MRT Roadmap
Here is what is being planned for the future of Material React Table.
Version 2 Roadmap (2023-2024)
Most large planned features for V2 have been built and released as of February 2024 (v2.11). Now the focus will be on bug fixes and smaller improvements. Development is definitely not stopping, and as you can see above, January 2024 was a very busy month for MRT development. The remaining work to be done is to solve remaining feature incompatibilities.
The reason for so much development early in the year was to get MRT to be as feature complete as possible before the next big upgrades that are coming from Material UI and TanStack.
A new useMaterialReactTableLight
hook could be added to MRT V2 to allow for smaller bundle sizes for those who don't want all of the pre-loaded features of MRT, but as you will see down below, this might be way more effective in a future release built on top of a new version 9 of TanStack Table instead of the current limitations of the current version 8 of TanStack Table.
Version 3 Roadmap (2024)
There are some very large efforts being planned for V3/V4/V5
1. Material UI V6
Material UI V6 is expected to be released halfway through 2024 with a new opt-in zero-runtime styling engine (without Emotion). This will be a big deal when it comes out, and MRT performance should benefit greatly from it. The goal is to have MRT ready to take 100% advantage of this by the time Material UI V6 is released as stable.

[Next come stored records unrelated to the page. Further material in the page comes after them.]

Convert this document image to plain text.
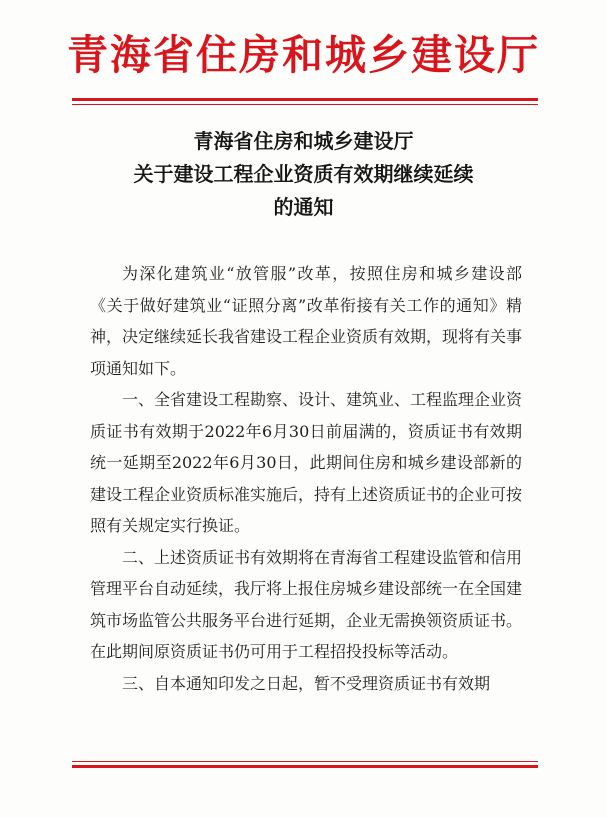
青海省住房和城乡建设厅
青海省住房和城乡建设厅
关于建设工程企业资质有效期继续延续
的通知

为深化建筑业“放管服”改革，按照住房和城乡建设部《关于做好建筑业“证照分离”改革衔接有关工作的通知》精神，决定继续延长我省建设工程企业资质有效期，现将有关事项通知如下。

一、全省建设工程勘察、设计、建筑业、工程监理企业资质证书有效期于2022年6月30日前届满的，资质证书有效期统一延期至2022年6月30日，此期间住房和城乡建设部新的建设工程企业资质标准实施后，持有上述资质证书的企业可按照有关规定实行换证。

二、上述资质证书有效期将在青海省工程建设监管和信用管理平台自动延续，我厅将上报住房城乡建设部统一在全国建筑市场监管公共服务平台进行延期，企业无需换领资质证书。在此期间原资质证书仍可用于工程招投投标等活动。

三、自本通知印发之日起，暂不受理资质证书有效期
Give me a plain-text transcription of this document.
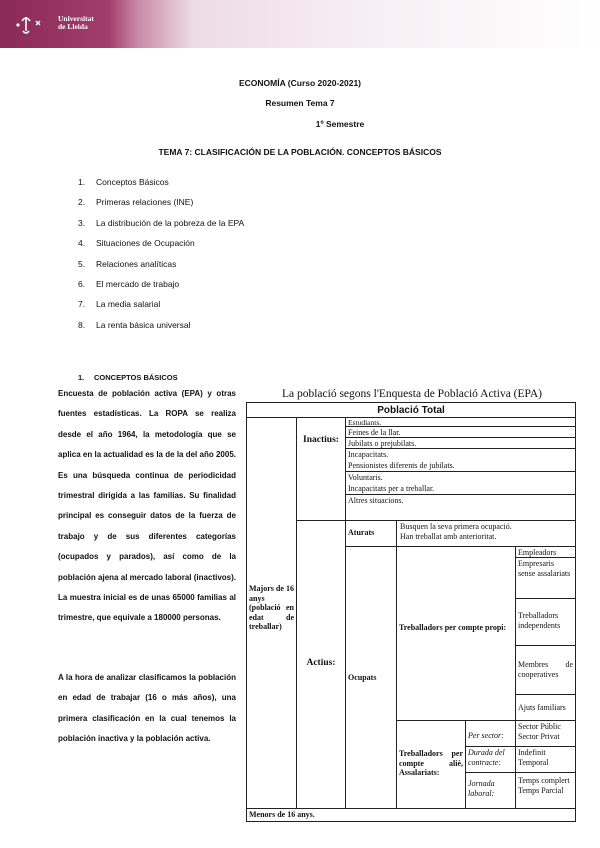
Universitat
de Lleida
ECONOMÍA (Curso 2020-2021)
Resumen Tema 7
1º Semestre
TEMA 7: CLASIFICACIÓN DE LA POBLACIÓN. CONCEPTOS BÁSICOS
1. Conceptos Básicos
2. Primeras relaciones (INE)
3. La distribución de la pobreza de la EPA
4. Situaciones de Ocupación
5. Relaciones analíticas
6. El mercado de trabajo
7. La media salarial
8. La renta básica universal
1. CONCEPTOS BÁSICOS
Encuesta de población activa (EPA) y otras fuentes estadísticas. La ROPA se realiza desde el año 1964, la metodología que se aplica en la actualidad es la de la del año 2005. Es una búsqueda continua de periodicidad trimestral dirigida a las familias. Su finalidad principal es conseguir datos de la fuerza de trabajo y de sus diferentes categorías (ocupados y parados), así como de la población ajena al mercado laboral (inactivos). La muestra inicial es de unas 65000 familias al trimestre, que equivale a 180000 personas.
A la hora de analizar clasificamos la población en edad de trabajar (16 o más años), una primera clasificación en la cual tenemos la población inactiva y la población activa.
La població segons l'Enquesta de Població Activa (EPA)
Població Total
Majors de 16 anys (població en edat de treballar)
Inactius:
Estudiants.
Feines de la llar.
Jubilats o prejubilats.
Incapacitats.
Pensionistes diferents de jubilats.
Voluntaris.
Incapacitats per a treballar.
Altres situacions.
Actius:
Aturats
Busquen la seva primera ocupació.
Han treballat amb anterioritat.
Ocupats
Treballadors per compte propi:
Empleadors
Empresaris sense assalariats
Treballadors independents
Membres de cooperatives
Ajuts familiars
Treballadors per compte aliè, Assalariats:
Per sector:
Sector Públic
Sector Privat
Durada del contracte:
Indefinit
Temporal
Jornada laboral:
Temps complert
Temps Parcial
Menors de 16 anys.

In addition, around the same time, both Base UI and Joy UI (by MUI) are expected to finally be released as stable. Once this happens, the goal is to have Material React Table offered in 3 different adapters (Base UI, Material UI, and Joy UI) with mostly the same core API.
Base UI is very interesting, as it will be an unstyled version of Material UI, which will allow for the most flexibility in styling, and the smallest bundle size. This will also probably be the best option for those of you who want to use Tailwind with MRT.
Joy UI is very interesting to me, as it is a component library that looks very similar to my new favorite component library (Mantine), but it will still have the same DX as Material UI.
2. TanStack Table V9
In addition to being the creator and maintainer of both Material React Table and Mantine React Table, I am also a maintainer and collaborator for TanStack Table itself. A couple of other TanStack maintainers and I are planning some big changes to TanStack Table for V9 in order to make it much more flexible (especially in terms of bundle-size). If you want to follow along with that development, or even contribute (or just voice your opinions), you can join the TanStack Table V9 Roadmap GitHub Discussion
Some things that could come out of TanStack Table V9 that would be beneficial to MRT:
Smaller bundle size with much more tree-shaking of unused features (table factories)
Subscriptions for table state slice changes via the new TanStack Store library (for even more efficient re-renders)
Making extending TanStack Table with custom features easier to integrate on a lower level
More alternative row models
Multiple Filters Per Column support (like MUI X Data Grid)
And much more with a general API refresh!
I think most likely, MRT would be able to upgrade to this in MRT V4, rather than V3, as I want to keep each major version of MRT as easy as possible to upgrade to.
It might be a race between Material UI V6 and TanStack Table V9 to see which one comes out first, and then MRT will upgrade to each in a staggered manner. As of February 2024, TanStack Table V9 development has barely started, but many ideas have been discussed.
3. Material UI V7
As soon as possibly the end of the year in 2024 (though I personally doubt it), MUI could release Material UI V7 with a component design overhaul based on the new Material Design 3.0 guidelines. When this comes out, MRT will have another major version bump to upgrade to it.
Read more about the future of Material UI versions in their official blog post
4. Mantine React Table
Material React Table's sister library, Mantine React Table, continues to be developed in parallel, as it is nearing a stable V2 release itself. If you like MRT, but prefer to write pure CSS/CSS Modules instead of styled components or the sx
prop, you'll probably like Mantine React Table more than Material React Table.